= Hongmei Park =

Park in Jiangsu, China

Hongmei Park (红梅公园) also called Red Plum Park, is a park located in the northeast of Changzhou City, in southern Jiangsu province, People's Republic of China. It is one of the largest comprehensive parks in Changzhou, covering an area of 37 hectares and includes gardens and a lake. There is a famous ancient architecture called Hongmei Pavilion and that is why it is named Hongmei.

==History and development==
Hongmei Park was established in 1958 and was opened in 1960. The topography in this park is undulating and it is featured with rivers and lakes. In the park, there are Wenbi Tower and Hongmei Pavilion. They are all key cultural relics protection units in China. In addition, memorials such as Banshan Pavilion, Jiasha Tower, Bingmei Stone, and Wenbi Building can be visited there. Over several decades, Hongmei Park has become the largest comprehensive park in Changzhou district. Over 200,000 tourists at home and abroad come to visit this park every year.

Hongmei Pavilion was built between the Tang dynasty and Song dynasty, dating back a thousand years of history. Now the Hongmei Pavilion is the reconstruction of the Qing dynasty. The whole building is stately, imposing and unsophisticated, rare to see in other pavilions in general. Each time when spring comes after winter, red plums are in full bloom. Visitors come in a continuous stream, appreciating the plum or overlooking the snow-covered landscape. Opposite the Hongmei Pavilion is the remains of a rare ice ages, Plum Stone. Zhao Yi, a famous Changzhou poet in the Qing dynasty, praised the beauty of Hongmei Pavilion through his poem. Early leaders Qu Qiubai and Zhang Tailei used to go to Hongmei Pavilion to read books and enjoy the scenery. There is also a "Changzhou historical celebrity gallery" in Hongmei Pavilion's upstairs, displaying life stories of Changzhou heroes, such as Qu Qiubai, Zhang Tailei and Yun Daiying. In December 2007, Plum Park was awarded the title of national AAAA level scenic spots by the National scenic quality rating, following the Tianmu Lake Scenic Area, Mao Mountain Scenic Area, China Dinosaur Park, Tianning Temple and Nanshan Bamboo Park.

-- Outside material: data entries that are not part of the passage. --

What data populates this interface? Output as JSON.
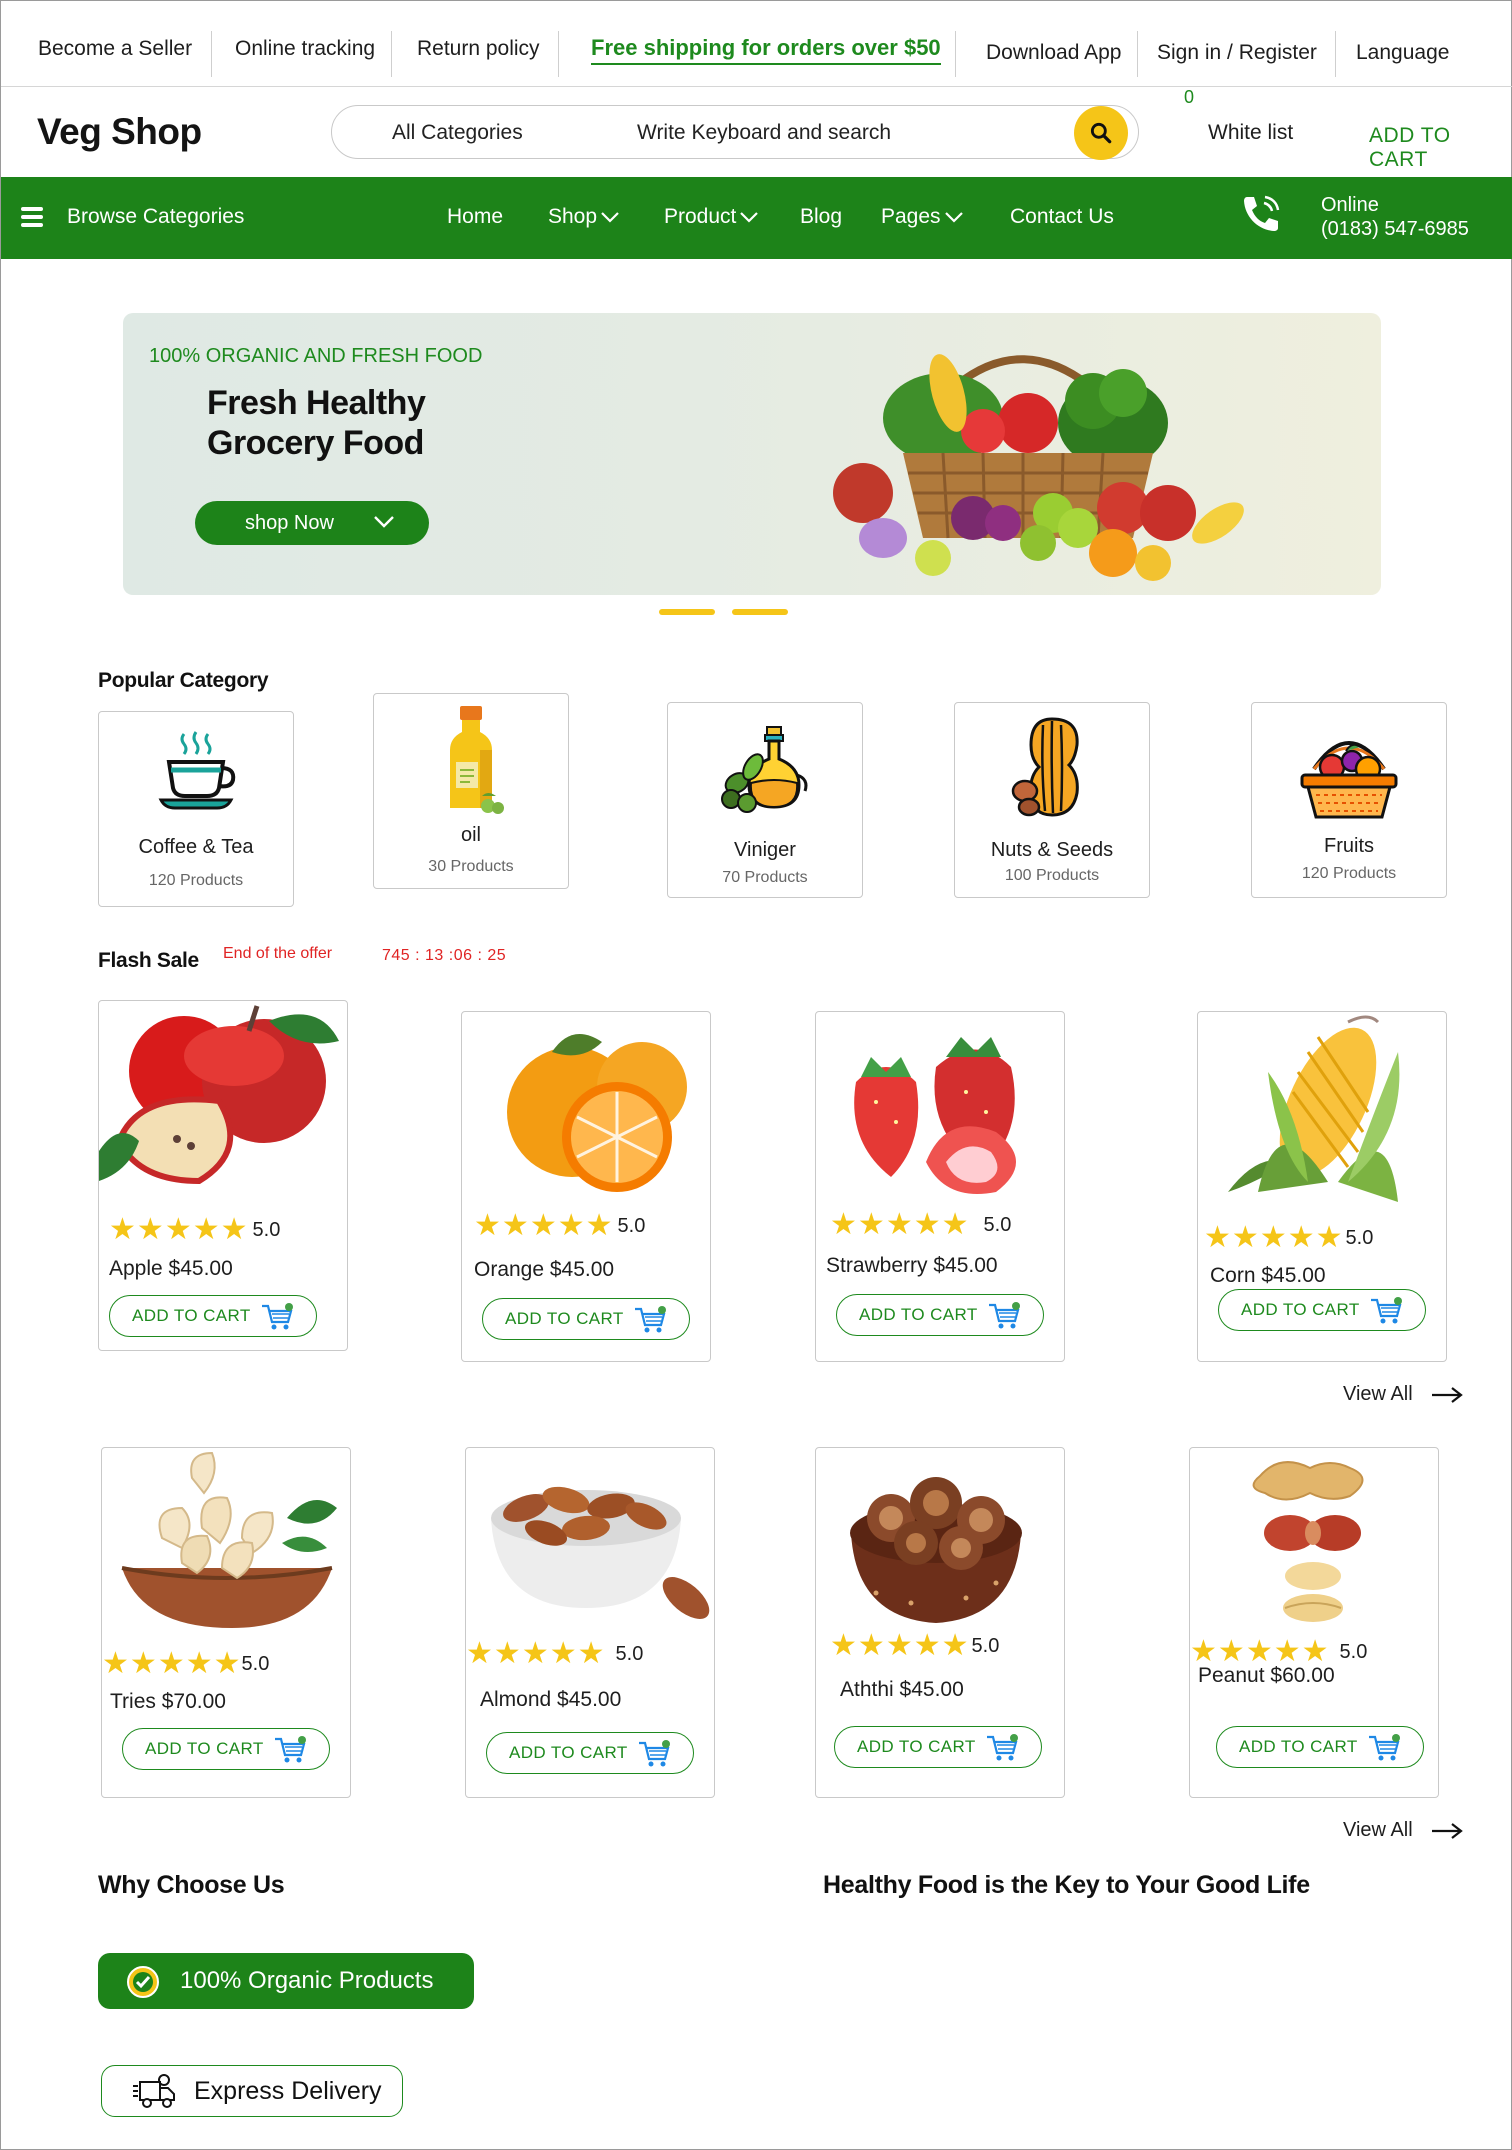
{
  "topbar": {
    "become_seller": "Become a Seller",
    "online_tracking": "Online tracking",
    "return_policy": "Return policy",
    "promo": "Free shipping for orders over $50",
    "download_app": "Download App",
    "sign_in": "Sign in / Register",
    "language": "Language"
  },
  "header": {
    "logo": "Veg Shop",
    "search_category": "All Categories",
    "search_placeholder": "Write Keyboard and search",
    "wishlist_count": "0",
    "wishlist": "White list",
    "add_to_cart": "ADD TO CART"
  },
  "nav": {
    "browse": "Browse Categories",
    "items": [
      "Home",
      "Shop",
      "Product",
      "Blog",
      "Pages",
      "Contact Us"
    ],
    "online_label": "Online",
    "phone": "(0183) 547-6985"
  },
  "hero": {
    "eyebrow": "100% ORGANIC AND FRESH FOOD",
    "title_line1": "Fresh Healthy",
    "title_line2": "Grocery Food",
    "button": "shop Now"
  },
  "popular": {
    "title": "Popular Category",
    "items": [
      {
        "name": "Coffee & Tea",
        "count": "120 Products"
      },
      {
        "name": "oil",
        "count": "30 Products"
      },
      {
        "name": "Viniger",
        "count": "70 Products"
      },
      {
        "name": "Nuts & Seeds",
        "count": "100 Products"
      },
      {
        "name": "Fruits",
        "count": "120 Products"
      }
    ]
  },
  "flash": {
    "title": "Flash Sale",
    "end_label": "End of the offer",
    "timer": "745 : 13 :06 : 25",
    "products": [
      {
        "name": "Apple $45.00",
        "rating": "5.0",
        "cta": "ADD TO CART"
      },
      {
        "name": "Orange $45.00",
        "rating": "5.0",
        "cta": "ADD TO CART"
      },
      {
        "name": "Strawberry $45.00",
        "rating": "5.0",
        "cta": "ADD TO CART"
      },
      {
        "name": "Corn $45.00",
        "rating": "5.0",
        "cta": "ADD TO CART"
      }
    ],
    "view_all": "View All"
  },
  "nuts": {
    "products": [
      {
        "name": "Tries $70.00",
        "rating": "5.0",
        "cta": "ADD TO CART"
      },
      {
        "name": "Almond $45.00",
        "rating": "5.0",
        "cta": "ADD TO CART"
      },
      {
        "name": "Aththi $45.00",
        "rating": "5.0",
        "cta": "ADD TO CART"
      },
      {
        "name": "Peanut $60.00",
        "rating": "5.0",
        "cta": "ADD TO CART"
      }
    ],
    "view_all": "View All"
  },
  "why": {
    "title": "Why Choose Us",
    "tagline": "Healthy Food is the Key to Your Good Life",
    "features": [
      "100% Organic Products",
      "Express Delivery"
    ]
  },
  "colors": {
    "brand_green": "#1d8319",
    "accent_yellow": "#f5c518",
    "alert_red": "#e02424"
  }
}
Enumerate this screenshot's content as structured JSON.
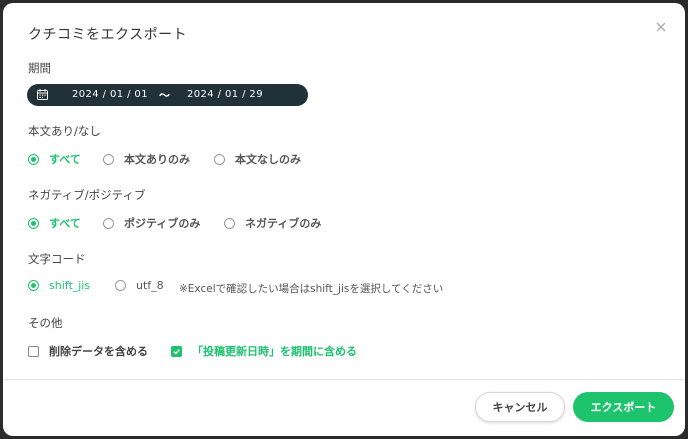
{
  "modal": {
    "title": "クチコミをエクスポート",
    "close_icon": "close-icon"
  },
  "period": {
    "label": "期間",
    "start": "2024 / 01 / 01",
    "separator": "〜",
    "end": "2024 / 01 / 29",
    "icon": "calendar-icon"
  },
  "body_text": {
    "label": "本文あり/なし",
    "options": [
      "すべて",
      "本文ありのみ",
      "本文なしのみ"
    ],
    "selected": "すべて"
  },
  "sentiment": {
    "label": "ネガティブ/ポジティブ",
    "options": [
      "すべて",
      "ポジティブのみ",
      "ネガティブのみ"
    ],
    "selected": "すべて"
  },
  "encoding": {
    "label": "文字コード",
    "options": [
      "shift_jis",
      "utf_8"
    ],
    "selected": "shift_jis",
    "note": "※Excelで確認したい場合はshift_jisを選択してください"
  },
  "other": {
    "label": "その他",
    "include_deleted": {
      "label": "削除データを含める",
      "checked": false
    },
    "include_post_update": {
      "label": "「投稿更新日時」を期間に含める",
      "checked": true
    }
  },
  "footer": {
    "cancel_label": "キャンセル",
    "export_label": "エクスポート"
  },
  "colors": {
    "accent": "#1ec36d",
    "date_pill": "#203238"
  }
}
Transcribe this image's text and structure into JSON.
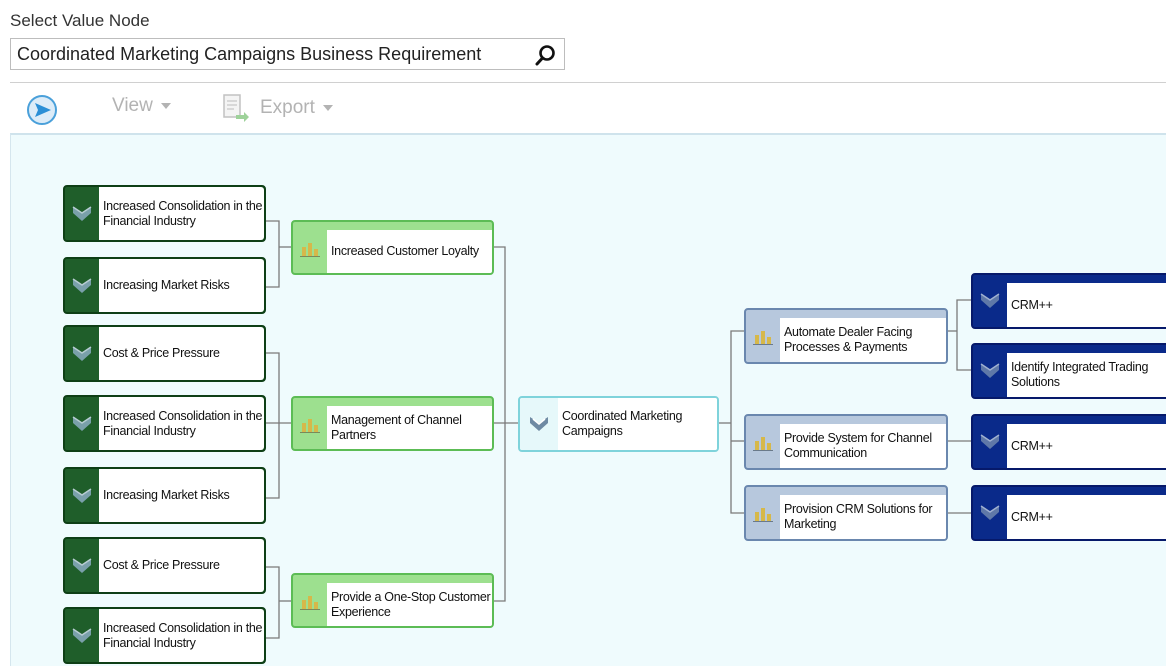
{
  "header": {
    "select_label": "Select Value Node",
    "search_value": "Coordinated Marketing Campaigns Business Requirement",
    "search_icon": "search-icon"
  },
  "toolbar": {
    "go_icon": "arrow-circle-icon",
    "view_label": "View",
    "export_label": "Export",
    "export_icon": "export-doc-icon"
  },
  "colors": {
    "dark_green": "#1f5e2a",
    "light_green": "#9de08f",
    "teal_center": "#7fd3db",
    "slate_blue": "#b7c8dd",
    "navy": "#0a2a8a",
    "canvas_bg": "#effbfd"
  },
  "tree": {
    "drivers": [
      {
        "label": "Increased Consolidation in the Financial Industry"
      },
      {
        "label": "Increasing Market Risks"
      },
      {
        "label": "Cost & Price Pressure"
      },
      {
        "label": "Increased Consolidation in the Financial Industry"
      },
      {
        "label": "Increasing Market Risks"
      },
      {
        "label": "Cost & Price Pressure"
      },
      {
        "label": "Increased Consolidation in the Financial Industry"
      }
    ],
    "objectives": [
      {
        "label": "Increased Customer Loyalty"
      },
      {
        "label": "Management of Channel Partners"
      },
      {
        "label": "Provide a One-Stop Customer Experience"
      }
    ],
    "center": {
      "label": "Coordinated Marketing Campaigns"
    },
    "requirements": [
      {
        "label": "Automate Dealer Facing Processes & Payments"
      },
      {
        "label": "Provide System for Channel Communication"
      },
      {
        "label": "Provision CRM Solutions for Marketing"
      }
    ],
    "solutions": [
      {
        "label": "CRM++"
      },
      {
        "label": "Identify Integrated Trading Solutions"
      },
      {
        "label": "CRM++"
      },
      {
        "label": "CRM++"
      }
    ]
  }
}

To meet people's further needs in public places of leisure and recreation to a greater extent and improve the quality of life of the people around, in 2005, the Municipal Government decided to extend Hongmei Park. The new Hongmei Park is designed as a public park, the typical garden in the city center. It was a great popular project during the history of building gardens in Changzhou. As of 2011, Hongmei Park includes greenlands and a 9.3 hectare garden area.

==Customs==
From May 15 to June 1 every year, it's the traditional rose lantern festival of Changzhou Hongmei Park. Besides, Changzhou Tourism Festival is held between September and October.